In den vergangenen Jahren ist der Winter für Hobbyvelofahrer erträglicher geworden – insbesondere für jene, die bei tiefen Temperaturen keinen Spass am Radfahren finden. Das Indoor-Velotraining für zu Hause oder im Studio ist heute nämlich kurzweiliger als früher.
Anstatt sich stundenlang auf der Rolle zu langweilen, fährt man knackige Einheiten durch Phantasielandschaften und misst sich mit anderen, wie bei Zwift. Oder man holt sich die schönsten Strecken der Welt ins Wohnzimmer, wie bei Rouvy. Beides sind virtuelle Trainingsplattformen, die man mit seinem Rollentrainer koppelt.
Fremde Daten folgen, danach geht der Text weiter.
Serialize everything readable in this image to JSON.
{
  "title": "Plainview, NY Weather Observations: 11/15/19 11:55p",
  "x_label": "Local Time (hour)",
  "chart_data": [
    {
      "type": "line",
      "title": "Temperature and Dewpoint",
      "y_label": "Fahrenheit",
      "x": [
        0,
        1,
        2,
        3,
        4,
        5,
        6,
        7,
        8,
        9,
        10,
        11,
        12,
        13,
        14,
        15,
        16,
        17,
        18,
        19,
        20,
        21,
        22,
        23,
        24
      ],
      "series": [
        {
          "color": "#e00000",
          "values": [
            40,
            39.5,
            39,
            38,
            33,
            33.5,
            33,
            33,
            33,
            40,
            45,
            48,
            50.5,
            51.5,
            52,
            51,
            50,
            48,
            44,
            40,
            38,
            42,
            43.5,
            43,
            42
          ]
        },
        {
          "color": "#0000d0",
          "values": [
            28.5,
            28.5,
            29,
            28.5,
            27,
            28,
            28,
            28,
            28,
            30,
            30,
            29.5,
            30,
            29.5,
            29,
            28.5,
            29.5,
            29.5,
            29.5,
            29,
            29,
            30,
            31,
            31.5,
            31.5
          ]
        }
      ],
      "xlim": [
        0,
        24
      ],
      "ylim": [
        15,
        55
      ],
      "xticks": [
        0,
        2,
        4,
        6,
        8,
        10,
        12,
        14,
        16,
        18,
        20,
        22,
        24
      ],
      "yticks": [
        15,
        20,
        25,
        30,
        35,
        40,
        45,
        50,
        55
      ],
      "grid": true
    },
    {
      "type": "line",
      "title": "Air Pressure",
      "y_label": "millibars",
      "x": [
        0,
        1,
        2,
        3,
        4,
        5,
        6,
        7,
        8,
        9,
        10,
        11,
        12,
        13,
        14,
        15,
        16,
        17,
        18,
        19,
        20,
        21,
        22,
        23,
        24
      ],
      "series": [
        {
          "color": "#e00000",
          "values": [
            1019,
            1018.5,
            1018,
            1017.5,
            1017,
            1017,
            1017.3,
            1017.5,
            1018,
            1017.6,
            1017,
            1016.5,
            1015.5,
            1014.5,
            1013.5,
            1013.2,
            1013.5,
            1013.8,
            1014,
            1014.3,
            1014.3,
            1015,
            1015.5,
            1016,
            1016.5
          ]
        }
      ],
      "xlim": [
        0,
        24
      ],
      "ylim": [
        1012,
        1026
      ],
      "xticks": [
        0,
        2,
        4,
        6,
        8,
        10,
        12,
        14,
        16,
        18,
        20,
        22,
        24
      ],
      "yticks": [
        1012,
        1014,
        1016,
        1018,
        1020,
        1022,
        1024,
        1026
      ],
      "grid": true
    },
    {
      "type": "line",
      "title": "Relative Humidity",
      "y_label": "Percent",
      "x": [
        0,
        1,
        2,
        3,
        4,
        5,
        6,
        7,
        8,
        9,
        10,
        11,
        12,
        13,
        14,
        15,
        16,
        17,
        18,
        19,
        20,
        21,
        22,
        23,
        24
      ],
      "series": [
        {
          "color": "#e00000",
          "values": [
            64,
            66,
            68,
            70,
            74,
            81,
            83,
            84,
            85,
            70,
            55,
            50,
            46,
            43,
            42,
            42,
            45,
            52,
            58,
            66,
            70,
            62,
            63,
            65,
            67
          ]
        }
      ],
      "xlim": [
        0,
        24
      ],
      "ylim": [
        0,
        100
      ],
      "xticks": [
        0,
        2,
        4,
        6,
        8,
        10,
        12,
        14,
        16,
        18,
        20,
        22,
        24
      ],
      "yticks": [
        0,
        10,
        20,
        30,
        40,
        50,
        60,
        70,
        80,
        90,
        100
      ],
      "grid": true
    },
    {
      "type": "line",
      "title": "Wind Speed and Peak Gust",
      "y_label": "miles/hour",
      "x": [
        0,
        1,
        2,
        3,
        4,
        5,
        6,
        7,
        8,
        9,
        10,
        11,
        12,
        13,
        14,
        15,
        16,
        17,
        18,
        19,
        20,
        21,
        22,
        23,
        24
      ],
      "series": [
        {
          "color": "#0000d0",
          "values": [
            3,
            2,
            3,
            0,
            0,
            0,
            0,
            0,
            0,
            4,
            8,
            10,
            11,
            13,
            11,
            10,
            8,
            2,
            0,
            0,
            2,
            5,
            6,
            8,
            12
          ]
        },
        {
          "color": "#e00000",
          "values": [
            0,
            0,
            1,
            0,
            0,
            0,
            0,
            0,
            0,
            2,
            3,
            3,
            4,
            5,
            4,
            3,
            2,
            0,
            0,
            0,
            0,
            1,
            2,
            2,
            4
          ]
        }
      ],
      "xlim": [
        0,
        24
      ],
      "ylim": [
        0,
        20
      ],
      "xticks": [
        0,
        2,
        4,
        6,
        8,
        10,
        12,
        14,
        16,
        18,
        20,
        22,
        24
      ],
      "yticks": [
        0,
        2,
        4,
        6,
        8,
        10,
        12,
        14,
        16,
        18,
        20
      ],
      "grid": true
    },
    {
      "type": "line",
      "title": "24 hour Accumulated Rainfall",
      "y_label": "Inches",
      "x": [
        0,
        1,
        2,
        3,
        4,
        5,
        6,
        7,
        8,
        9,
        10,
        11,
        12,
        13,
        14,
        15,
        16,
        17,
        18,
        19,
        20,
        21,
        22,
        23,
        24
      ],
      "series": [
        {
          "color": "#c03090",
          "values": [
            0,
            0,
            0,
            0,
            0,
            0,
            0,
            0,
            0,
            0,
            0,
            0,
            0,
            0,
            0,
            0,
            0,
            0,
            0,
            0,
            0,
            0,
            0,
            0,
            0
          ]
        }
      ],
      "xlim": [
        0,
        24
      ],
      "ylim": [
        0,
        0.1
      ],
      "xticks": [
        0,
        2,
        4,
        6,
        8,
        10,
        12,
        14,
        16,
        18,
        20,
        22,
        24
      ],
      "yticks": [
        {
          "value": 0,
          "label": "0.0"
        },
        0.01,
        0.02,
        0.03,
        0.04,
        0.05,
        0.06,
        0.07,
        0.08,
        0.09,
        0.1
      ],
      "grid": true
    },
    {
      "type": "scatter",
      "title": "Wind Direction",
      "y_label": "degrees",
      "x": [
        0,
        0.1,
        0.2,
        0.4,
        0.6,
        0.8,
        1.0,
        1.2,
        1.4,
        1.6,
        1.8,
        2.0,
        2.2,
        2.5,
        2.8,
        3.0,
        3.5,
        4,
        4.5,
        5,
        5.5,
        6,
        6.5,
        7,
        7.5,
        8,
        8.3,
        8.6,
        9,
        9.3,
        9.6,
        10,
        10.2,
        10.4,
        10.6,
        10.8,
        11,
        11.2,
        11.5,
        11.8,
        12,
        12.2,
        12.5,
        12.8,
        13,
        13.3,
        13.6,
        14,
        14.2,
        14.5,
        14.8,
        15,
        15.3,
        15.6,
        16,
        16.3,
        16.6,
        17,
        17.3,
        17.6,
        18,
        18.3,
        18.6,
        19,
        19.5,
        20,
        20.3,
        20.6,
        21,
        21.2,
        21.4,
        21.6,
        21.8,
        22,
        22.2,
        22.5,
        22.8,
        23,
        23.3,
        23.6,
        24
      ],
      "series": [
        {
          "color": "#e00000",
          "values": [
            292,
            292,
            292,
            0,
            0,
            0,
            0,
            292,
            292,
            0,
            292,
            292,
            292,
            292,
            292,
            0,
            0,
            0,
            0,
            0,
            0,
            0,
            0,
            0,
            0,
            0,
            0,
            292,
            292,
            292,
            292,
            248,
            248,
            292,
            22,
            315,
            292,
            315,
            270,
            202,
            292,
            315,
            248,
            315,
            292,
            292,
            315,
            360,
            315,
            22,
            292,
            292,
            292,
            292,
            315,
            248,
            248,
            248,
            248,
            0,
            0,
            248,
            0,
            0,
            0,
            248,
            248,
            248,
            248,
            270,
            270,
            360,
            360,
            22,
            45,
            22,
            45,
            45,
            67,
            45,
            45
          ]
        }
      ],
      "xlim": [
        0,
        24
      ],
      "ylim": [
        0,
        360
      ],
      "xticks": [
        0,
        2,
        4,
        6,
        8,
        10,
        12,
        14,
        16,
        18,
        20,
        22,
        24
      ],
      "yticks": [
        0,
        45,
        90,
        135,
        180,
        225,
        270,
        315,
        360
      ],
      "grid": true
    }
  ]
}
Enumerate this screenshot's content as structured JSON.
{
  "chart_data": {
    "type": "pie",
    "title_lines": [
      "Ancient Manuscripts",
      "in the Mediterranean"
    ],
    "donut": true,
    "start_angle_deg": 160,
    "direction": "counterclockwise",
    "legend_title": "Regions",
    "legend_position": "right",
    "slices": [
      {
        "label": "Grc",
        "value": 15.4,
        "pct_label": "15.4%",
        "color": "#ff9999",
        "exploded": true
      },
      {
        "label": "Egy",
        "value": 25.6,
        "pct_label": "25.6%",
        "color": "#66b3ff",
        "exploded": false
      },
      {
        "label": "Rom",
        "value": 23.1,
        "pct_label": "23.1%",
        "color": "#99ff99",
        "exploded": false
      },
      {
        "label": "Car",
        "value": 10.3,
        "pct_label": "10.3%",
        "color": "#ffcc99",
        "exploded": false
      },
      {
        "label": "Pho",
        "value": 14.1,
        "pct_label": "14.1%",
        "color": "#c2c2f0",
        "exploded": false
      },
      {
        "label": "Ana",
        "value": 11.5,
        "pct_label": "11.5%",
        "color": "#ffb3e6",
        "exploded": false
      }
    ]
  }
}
Wer will, kann sich aber auch im Dunkeln durch Klubmusik antreiben lassen, wie bei den neuen Spinning-Anbietern in den Städten.
Doch welches Training ergibt auf dem Indoor-Velo am meisten Sinn? Wie oft muss man trainieren, um seine Form über den Winter zu erhalten? Und schafft man das auch ausschliesslich durch Rollentraining, falls Alternativsportarten keine Option sind?
Die wichtigste Regel lautet: Konstanz. Wer nach der Saison zu lange pausiert, baut die Ausdauerleistungsfähigkeit relativ schnell ab. Wichtig ist also, sich regelmässig zu bewegen, und hier gibt es gute Nachrichten: Erstens bleibt der Hobbyvelofahrer im Winter auch dann fit, wenn er pro Woche weniger Stunden im Sattel verbringt als draussen. Und zweitens ist das Indoor-Velotraining effizienter, weil dabei die «leere» Zeit an der Ampel, bergab oder im Windschatten entfällt.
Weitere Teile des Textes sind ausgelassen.